DONASTORG TAKES ON VITELCO — AGAIN

Sen. Adlah "Foncie" Donastorg has filed new complaints with the Federal Communications Commission and the V.I. Public Services Commission against the V.I. Telephone Corp., asking for a new investigation into fair practices by both Vitelco and the PSC.
Donastorg had to file the new complaint with the PSC to keep the matter before the commission, according to a release from his office.
He asked the FCC to step in because of the PSC's "inability or unwillingness to regulate this utility company," including allegations of "a failure to enforce FCC regulations regarding pay phone fees and numerous reports that monies are being shifted from Vitelco into its sister companies in order to lessen the companies' appearance of profitability."
Donastorg has made three requests this year that Senate President Vargrave A. Richards call a Committee of the Whole meeting to hear testimony on the Vitelco/PSC issue. So
far that meeting has not been called.
Richards told Donastorg that the 23rd Legislature was not bound by decisions of the 22nd Legislature.
But Donastorg's release said "the public remains very concerned about corruption within the PSC and for the Legislature to so easily dismiss this matter could only indicate that corruption is more widespread than anyone suspected." He did not elaborate.
In his letter to the FCC, Donastorg said he has documents indicating "the people of the Virgin Islands could be entitled to rebates of as much as $50 million from Vitelco." His reference was to a consultant's report urging an investigation into reducing Vitelco's rates.
Near-100 percent Industrial Development Commission tax benefits granted to Vitelco in 1997 are at the heart of Donastorg's concerns.

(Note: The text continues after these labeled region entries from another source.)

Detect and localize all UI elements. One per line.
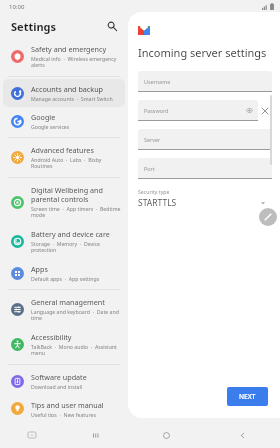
button[interactable]: Password bbox=[138, 100, 258, 121]
staticText: Server bbox=[144, 136, 161, 143]
button[interactable]: Keyboard bbox=[0, 422, 64, 448]
staticText: Manage accounts · Smart Switch bbox=[31, 95, 113, 102]
staticText: Language and keyboard · Date and time bbox=[31, 308, 122, 322]
button[interactable]: Clear bbox=[258, 104, 272, 118]
staticText: Safety and emergency bbox=[31, 44, 107, 54]
button[interactable]: Back bbox=[204, 422, 280, 448]
staticText: Google bbox=[31, 112, 56, 122]
staticText: Medical info · Wireless emergency alerts bbox=[31, 55, 122, 69]
button[interactable]: Digital Wellbeing and parental controls bbox=[0, 180, 128, 224]
staticText: Security type bbox=[138, 188, 170, 195]
staticText: Google services bbox=[31, 123, 70, 130]
staticText: Digital Wellbeing and parental controls bbox=[31, 185, 122, 204]
button[interactable]: Recents bbox=[64, 422, 128, 448]
button[interactable]: Software update bbox=[0, 367, 128, 395]
staticText: Advanced features bbox=[31, 145, 94, 155]
staticText: Storage · Memory · Device protection bbox=[31, 240, 122, 254]
button[interactable]: Search bbox=[104, 18, 120, 34]
staticText: Default apps · App settings bbox=[31, 275, 100, 282]
button[interactable]: Tips and user manual bbox=[0, 395, 128, 422]
staticText: NEXT bbox=[239, 392, 256, 401]
staticText: STARTTLS bbox=[138, 197, 177, 209]
button[interactable]: Google bbox=[0, 107, 128, 135]
staticText: TalkBack · Mono audio · Assistant menu bbox=[31, 343, 122, 357]
staticText: Battery and device care bbox=[31, 229, 110, 239]
staticText: Apps bbox=[31, 264, 48, 274]
staticText: Download and install bbox=[31, 383, 83, 390]
button[interactable]: Server bbox=[138, 129, 272, 150]
staticText: Accessibility bbox=[31, 332, 72, 342]
staticText: Settings bbox=[11, 19, 57, 34]
button[interactable]: Edit bbox=[259, 208, 277, 226]
staticText: Software update bbox=[31, 372, 87, 382]
button[interactable]: Accounts and backup bbox=[3, 79, 125, 107]
staticText: Android Auto · Labs · Bixby Routines bbox=[31, 156, 122, 170]
button[interactable]: General management bbox=[0, 292, 128, 327]
staticText: Port bbox=[144, 165, 155, 172]
button[interactable]: Battery and device care bbox=[0, 224, 128, 259]
staticText: Incoming server settings bbox=[138, 45, 267, 60]
staticText: Screen time · App timers · Bedtime mode bbox=[31, 205, 122, 219]
staticText: Accounts and backup bbox=[31, 84, 103, 94]
staticText: Password bbox=[144, 107, 169, 114]
staticText: Tips and user manual bbox=[31, 400, 104, 410]
button[interactable]: Apps bbox=[0, 259, 128, 287]
button[interactable]: Accessibility bbox=[0, 327, 128, 362]
button[interactable]: Username bbox=[138, 71, 272, 92]
staticText: 10:00 bbox=[9, 3, 25, 11]
button[interactable]: Advanced features bbox=[0, 140, 128, 175]
button[interactable]: Port bbox=[138, 158, 272, 179]
button[interactable]: Security type bbox=[138, 188, 272, 209]
button[interactable]: NEXT bbox=[227, 387, 268, 406]
staticText: Username bbox=[144, 78, 171, 85]
button[interactable]: Home bbox=[128, 422, 204, 448]
staticText: Useful tips · New features bbox=[31, 411, 96, 417]
staticText: General management bbox=[31, 297, 105, 307]
button[interactable]: Safety and emergency bbox=[0, 39, 128, 74]
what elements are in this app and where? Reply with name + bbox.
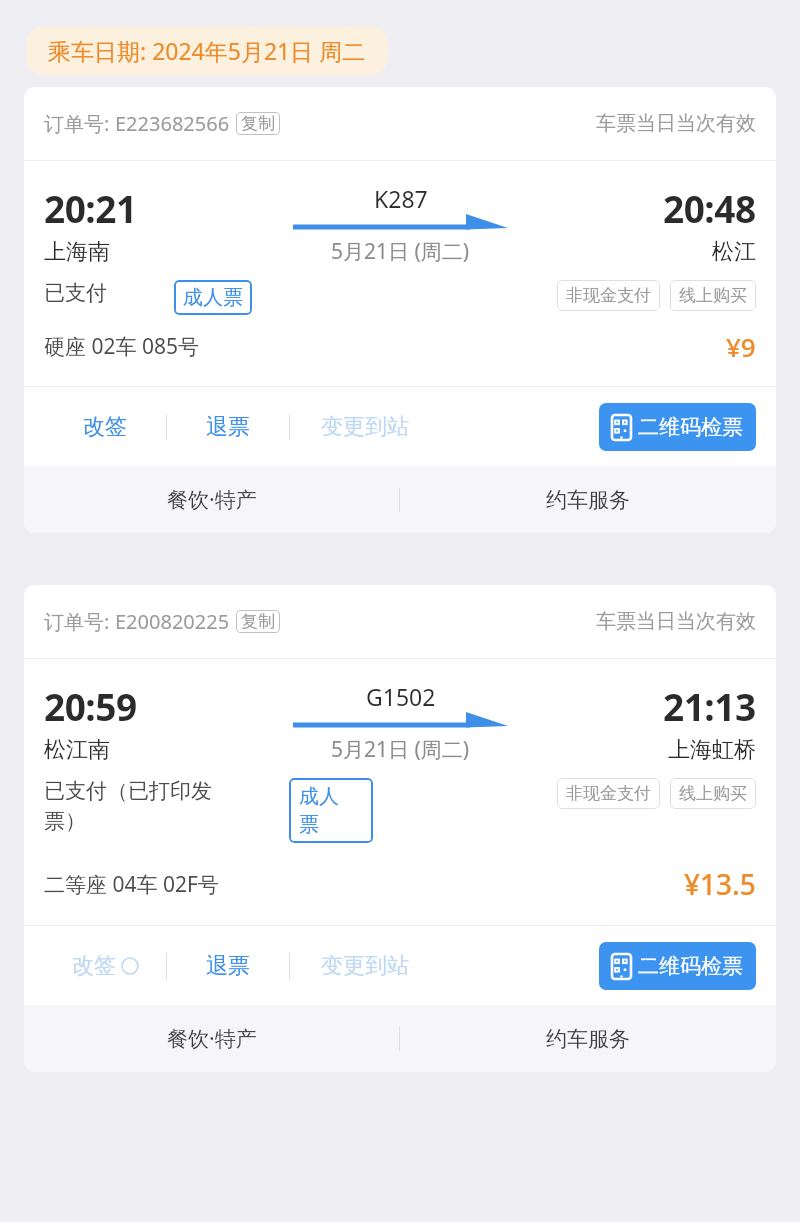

The Legislature passed a resolution in June 1997 calling for the PSC to initiate a rate reduction of 20 percent in view of the near-total tax exemption that the IDC gave to Vitelco.
At first the PSC ignored the request, but finally agreed to hire a consulting firm to study Vitelco's rates.
When the firm, Georgetown Consultants, concluded last year that Vitelco was overcharging its customers and its rates should be investigated, the PSC rejected that advice. The PSC's legal counsel, Maria Tankenson Hodge, resigned as a result of that decision.
Vitelco is owned by Emerging Communications, which is also the parent company of two cable TV companies, the Virgin Islands Daily News, a wireless communication service and two other newspapers.
Donastorg noted that while Vitelco's rank-and-file employees have not benefited from the tax breaks, Emerging Communications has hired several former Schneider administration officials "at inflated salaries" since Schneider's defeat in November.
"This seems to be a form of payback to political cronies and, frankly, it sickens me," he said.